Martinez’s life is like a glossary of modern political buzzwords.
Born in raised in Tampa at the height of the Great Depression, he attended Jefferson High School where he was a star baseball player. After college, he taught classes and went on to become the leader of a local teacher’s union, after he took ownership of Café Sevilla, a family restaurant in Tampa.
It’s a call he got at Café Sevilla from then-Governor Reubin Askew that put him on the path to public office.
“He said, Bobby, I need for you to sit in the Southwest Florida Water Management District Board," Martinez said.
After a few years on the board, he decided to take a shot at the mayor’s office, going on to win the nonpartisan election in 1979. During his tenure, he helped shape downtown and expand the city through New Tampa, all while lowering property taxes.
“I can see what I did you know, the performing arts center, that convention center, the [Tampa] zoo, the refuse to energy plant…the beautiful, historic city hall building. So living here all this time and getting to do all those things, it's very special,” says Martinez.
In the ‘80s, the registered Democrat made a seismic shift to become a Republican, though Martinez contends he ideologically fell in line with the Republican Party for the most part. Though Bob was still courted by some heavy hitters at the time to seek the governor’s office as a member of the GOP, including at a famous Oval Office meeting with late president Ronald Reagan.
“He comes over, ‘Bobby, I'm Ronnie,’ and he sticks out his hand,” Martinez recalled.
“I really would like for you to change parties,” he added.
“So I said, 'Mr. President that's a major decision to make and I don't make major decisions without my wife,'” Martinez replied.
It’s his marriage to Mary Jane that he says guided many of his decisions and kept him grounded. During his one term as governor, where he's most proud of helping initiate the bipartisan Florida 2000 program (now known as Florida Forever), the country’s largest conservation land acquisition program, and at the same Tampa home they’ve now shared for over half a century.

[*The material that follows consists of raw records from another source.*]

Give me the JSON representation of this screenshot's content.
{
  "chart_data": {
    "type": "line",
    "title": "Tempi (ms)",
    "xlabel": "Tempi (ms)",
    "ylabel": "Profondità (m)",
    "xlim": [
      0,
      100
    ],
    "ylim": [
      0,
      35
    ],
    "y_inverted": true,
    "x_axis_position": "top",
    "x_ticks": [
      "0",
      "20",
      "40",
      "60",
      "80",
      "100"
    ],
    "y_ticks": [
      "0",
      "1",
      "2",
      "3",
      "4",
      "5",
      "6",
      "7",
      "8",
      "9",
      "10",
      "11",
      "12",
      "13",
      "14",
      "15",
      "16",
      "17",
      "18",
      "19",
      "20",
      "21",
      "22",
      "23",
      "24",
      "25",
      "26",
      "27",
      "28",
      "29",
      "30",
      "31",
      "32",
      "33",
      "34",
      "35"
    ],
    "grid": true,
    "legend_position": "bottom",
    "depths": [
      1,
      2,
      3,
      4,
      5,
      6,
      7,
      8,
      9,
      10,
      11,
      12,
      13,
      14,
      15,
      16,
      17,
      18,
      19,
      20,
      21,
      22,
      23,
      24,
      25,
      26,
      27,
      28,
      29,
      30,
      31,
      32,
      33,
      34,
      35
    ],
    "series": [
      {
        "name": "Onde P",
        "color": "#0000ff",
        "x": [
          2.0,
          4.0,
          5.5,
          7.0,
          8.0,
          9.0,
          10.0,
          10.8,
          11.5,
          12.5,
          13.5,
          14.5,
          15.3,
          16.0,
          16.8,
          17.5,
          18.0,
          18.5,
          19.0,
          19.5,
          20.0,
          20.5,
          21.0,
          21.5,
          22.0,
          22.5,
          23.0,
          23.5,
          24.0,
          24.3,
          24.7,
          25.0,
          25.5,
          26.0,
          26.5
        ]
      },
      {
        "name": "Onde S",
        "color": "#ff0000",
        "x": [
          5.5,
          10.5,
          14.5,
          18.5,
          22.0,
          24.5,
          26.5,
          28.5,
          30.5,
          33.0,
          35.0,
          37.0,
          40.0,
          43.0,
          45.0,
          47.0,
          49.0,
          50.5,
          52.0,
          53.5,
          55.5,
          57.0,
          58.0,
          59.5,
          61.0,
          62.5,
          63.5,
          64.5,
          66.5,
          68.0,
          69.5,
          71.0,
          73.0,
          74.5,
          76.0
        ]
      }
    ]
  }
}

Martinez served just one term in Tallahassee. He believes the implementation of a service tax that was passed before he took office, ultimately led to his unsuccessful reelection campaign.
Following his term as governor, President George H.W. Bush appointed Bob Martinez as the nation's Drug Czar.
"Florida had had a long battle dealing with drugs, not only with apprehension but with treatment with education. And so we're one of the more experienced states dealing with the terrible problem of drugs. So when I didn't get reelected, he quickly called," Martinez explained.
After some time in D.C., Bob and Mary Jane made the decision to leave public life, moving back to their home in Tampa full time and serving on boards in the local community. Even now in his late '80s, Bob still heads to his downtown Tampa office at Holland & Knight where he works as a senior policy advisor.
“We are just dedicated to doing something. And it worked out for us, you know, and so, I have no do-overs. You know, it's been a good life,” Martinez added.